Short sellers bets against mall retailer GameStop lost $5.05 billion mark-to-market in 2021, according to a note released yesterday by S3 Partners as the stock was up 16% in intraday trading. Up more than 600% since the start of the year thanks to renewed interest from retail investors and short pressesGameStop closed up 93% yesterday and is expected to continue its mind-blowing run higher today.

One of the biggest “victims” of GameStop’s short sellers is Melvin Capital, a hedge fund that started the year with $12.5 billion in assets under management and lost nearly 30% until Friday last week, according to The Wall Street Journal.He announced an emergency injection of $2.75 billion from fellow hedge funds Citadel and Point72 on January 25, and told CNBC today that he closed his short position at GameStop on Tuesday afternoon.

Shares of other Melvin shorts like German drugmaker Evotec, German battery maker Varta and Polish video game company CD Projekt are also rising this week. Traders Reuters spoke to said it was “likely linked to the closure of Melvin Capital following losses at GameStop and other investments.” Meanwhile, Citron Research just revealed he covered the majority of his GameStop short position “in the $90s with a 100% loss”.

It’s about to get complicated, so if you need to go back and brush up on some terms or concepts, be our guest. We do this all the time:

GME: the highest percentage of shorted floats in the world

GameStop’s short-term interest currently stands at $5.51 billion, down from $276 million a year ago, making it the 12th biggest short on US stocks. It is also an extremely crowded short because even if the shorts close their positions and buy, there are others ready to initiate new positions.

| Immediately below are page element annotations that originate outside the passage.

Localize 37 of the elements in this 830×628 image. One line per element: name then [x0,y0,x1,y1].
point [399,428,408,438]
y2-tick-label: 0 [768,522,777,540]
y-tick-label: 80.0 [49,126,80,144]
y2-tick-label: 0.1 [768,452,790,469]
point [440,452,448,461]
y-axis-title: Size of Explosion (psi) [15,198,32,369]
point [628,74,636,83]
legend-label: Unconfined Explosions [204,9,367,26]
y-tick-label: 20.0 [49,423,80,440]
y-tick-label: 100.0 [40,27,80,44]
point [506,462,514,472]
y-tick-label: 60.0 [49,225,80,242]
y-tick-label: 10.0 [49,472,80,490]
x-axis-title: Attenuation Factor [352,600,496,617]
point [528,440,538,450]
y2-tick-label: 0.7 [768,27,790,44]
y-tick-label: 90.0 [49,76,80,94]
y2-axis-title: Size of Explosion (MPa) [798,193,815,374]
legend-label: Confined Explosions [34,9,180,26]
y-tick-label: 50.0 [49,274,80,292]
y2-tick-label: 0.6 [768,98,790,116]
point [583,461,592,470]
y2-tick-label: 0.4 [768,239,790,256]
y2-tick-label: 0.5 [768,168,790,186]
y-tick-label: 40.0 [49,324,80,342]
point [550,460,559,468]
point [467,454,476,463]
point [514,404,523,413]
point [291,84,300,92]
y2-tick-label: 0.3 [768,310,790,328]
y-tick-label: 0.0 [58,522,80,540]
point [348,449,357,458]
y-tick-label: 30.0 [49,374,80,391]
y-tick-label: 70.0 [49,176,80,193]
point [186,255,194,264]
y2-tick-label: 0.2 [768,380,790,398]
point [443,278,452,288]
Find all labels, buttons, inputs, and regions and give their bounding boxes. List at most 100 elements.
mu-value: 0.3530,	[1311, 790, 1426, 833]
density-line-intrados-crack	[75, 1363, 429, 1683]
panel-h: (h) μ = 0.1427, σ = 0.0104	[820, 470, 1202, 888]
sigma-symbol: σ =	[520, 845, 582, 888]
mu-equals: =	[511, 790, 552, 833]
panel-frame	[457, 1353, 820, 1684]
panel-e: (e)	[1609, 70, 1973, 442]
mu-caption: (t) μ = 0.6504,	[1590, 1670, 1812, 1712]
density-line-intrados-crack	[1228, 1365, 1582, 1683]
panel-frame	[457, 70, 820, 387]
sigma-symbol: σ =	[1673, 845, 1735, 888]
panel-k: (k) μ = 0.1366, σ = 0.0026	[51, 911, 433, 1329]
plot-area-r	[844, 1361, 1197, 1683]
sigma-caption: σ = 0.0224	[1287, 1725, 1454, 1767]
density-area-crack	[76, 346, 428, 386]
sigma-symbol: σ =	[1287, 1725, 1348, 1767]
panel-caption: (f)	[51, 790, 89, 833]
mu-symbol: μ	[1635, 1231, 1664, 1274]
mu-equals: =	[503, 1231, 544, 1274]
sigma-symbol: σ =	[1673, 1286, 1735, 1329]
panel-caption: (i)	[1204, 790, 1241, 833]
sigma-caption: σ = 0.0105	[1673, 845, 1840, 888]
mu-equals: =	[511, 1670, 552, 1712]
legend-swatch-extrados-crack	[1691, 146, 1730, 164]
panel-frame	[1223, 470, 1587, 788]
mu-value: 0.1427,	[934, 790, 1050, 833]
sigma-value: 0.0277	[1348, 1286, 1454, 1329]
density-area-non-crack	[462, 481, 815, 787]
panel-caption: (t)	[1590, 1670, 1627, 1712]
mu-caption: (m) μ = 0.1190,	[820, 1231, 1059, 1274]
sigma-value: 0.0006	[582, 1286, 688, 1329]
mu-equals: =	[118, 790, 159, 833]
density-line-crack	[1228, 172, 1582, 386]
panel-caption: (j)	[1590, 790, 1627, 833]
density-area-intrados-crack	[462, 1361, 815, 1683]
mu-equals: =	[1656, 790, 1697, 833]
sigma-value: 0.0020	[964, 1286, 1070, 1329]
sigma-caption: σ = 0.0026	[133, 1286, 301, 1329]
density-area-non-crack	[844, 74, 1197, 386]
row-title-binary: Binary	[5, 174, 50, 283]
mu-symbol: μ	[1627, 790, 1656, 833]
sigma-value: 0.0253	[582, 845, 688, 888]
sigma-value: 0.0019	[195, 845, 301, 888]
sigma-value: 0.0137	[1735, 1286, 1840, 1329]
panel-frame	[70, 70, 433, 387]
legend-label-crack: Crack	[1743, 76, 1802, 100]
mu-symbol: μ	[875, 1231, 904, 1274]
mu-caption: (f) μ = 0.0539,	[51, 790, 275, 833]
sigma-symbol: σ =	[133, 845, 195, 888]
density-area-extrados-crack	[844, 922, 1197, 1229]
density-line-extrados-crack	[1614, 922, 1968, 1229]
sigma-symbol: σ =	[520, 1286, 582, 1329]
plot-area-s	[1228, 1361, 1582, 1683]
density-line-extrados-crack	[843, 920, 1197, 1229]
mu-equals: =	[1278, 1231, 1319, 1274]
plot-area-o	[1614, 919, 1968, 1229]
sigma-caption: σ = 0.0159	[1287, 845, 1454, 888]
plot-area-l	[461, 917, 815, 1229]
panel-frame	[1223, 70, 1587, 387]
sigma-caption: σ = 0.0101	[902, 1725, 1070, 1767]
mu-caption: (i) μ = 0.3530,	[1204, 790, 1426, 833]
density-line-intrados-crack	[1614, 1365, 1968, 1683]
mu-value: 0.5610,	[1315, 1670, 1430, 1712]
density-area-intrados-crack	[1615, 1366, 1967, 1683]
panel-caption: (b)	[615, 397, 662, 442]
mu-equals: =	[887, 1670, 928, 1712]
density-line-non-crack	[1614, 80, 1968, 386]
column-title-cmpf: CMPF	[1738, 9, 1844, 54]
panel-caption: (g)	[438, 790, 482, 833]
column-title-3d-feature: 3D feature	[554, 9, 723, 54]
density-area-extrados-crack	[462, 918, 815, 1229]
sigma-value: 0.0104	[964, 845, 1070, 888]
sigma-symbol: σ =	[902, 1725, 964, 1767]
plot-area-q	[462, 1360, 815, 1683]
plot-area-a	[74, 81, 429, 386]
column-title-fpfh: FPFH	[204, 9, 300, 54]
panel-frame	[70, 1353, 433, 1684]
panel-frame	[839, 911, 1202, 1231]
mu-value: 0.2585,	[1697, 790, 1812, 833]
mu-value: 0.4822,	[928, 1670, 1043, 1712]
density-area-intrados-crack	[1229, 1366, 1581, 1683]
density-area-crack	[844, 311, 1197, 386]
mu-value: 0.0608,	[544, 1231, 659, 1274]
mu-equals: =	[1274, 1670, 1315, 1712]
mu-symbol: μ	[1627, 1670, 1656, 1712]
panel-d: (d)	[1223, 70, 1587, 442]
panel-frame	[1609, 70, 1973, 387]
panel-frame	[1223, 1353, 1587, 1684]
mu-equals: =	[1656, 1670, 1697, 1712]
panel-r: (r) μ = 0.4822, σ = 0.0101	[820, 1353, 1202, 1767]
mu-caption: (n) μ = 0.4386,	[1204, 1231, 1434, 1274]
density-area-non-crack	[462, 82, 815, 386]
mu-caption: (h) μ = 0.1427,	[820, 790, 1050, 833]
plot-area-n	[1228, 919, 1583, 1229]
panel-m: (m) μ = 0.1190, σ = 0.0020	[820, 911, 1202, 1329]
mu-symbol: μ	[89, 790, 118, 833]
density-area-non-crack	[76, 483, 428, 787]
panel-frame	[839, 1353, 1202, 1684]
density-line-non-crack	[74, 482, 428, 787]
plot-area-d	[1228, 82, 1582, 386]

The percentage of the GameStop float sold short is 139.57%, the highest level of any stock in the world (with short interest over $100 million) and a completely absurd number. (While some say it could be a sign of bare short circuitS3 analysts say including “synthetic longs” in the free float calculation gives a more accurate picture and that short-term interest is closer to 58%.)

Due to the lack of stock borrowing supply, existing shorts pay a stock borrowing fee of 31% and new shorts pay a fee of over 80%. This high shortage/fee combined with a stock market rally makes it difficult for short sellers to hold their positions profitably and creates a prime short squeeze target. 2021 has brought nothing but bad news for bears in such crowded positions. The 16 stocks with more than 40% of their float sold short at the end of 2020 have risen an average of 96% since the start of the year, according to Bespoke Investment Group.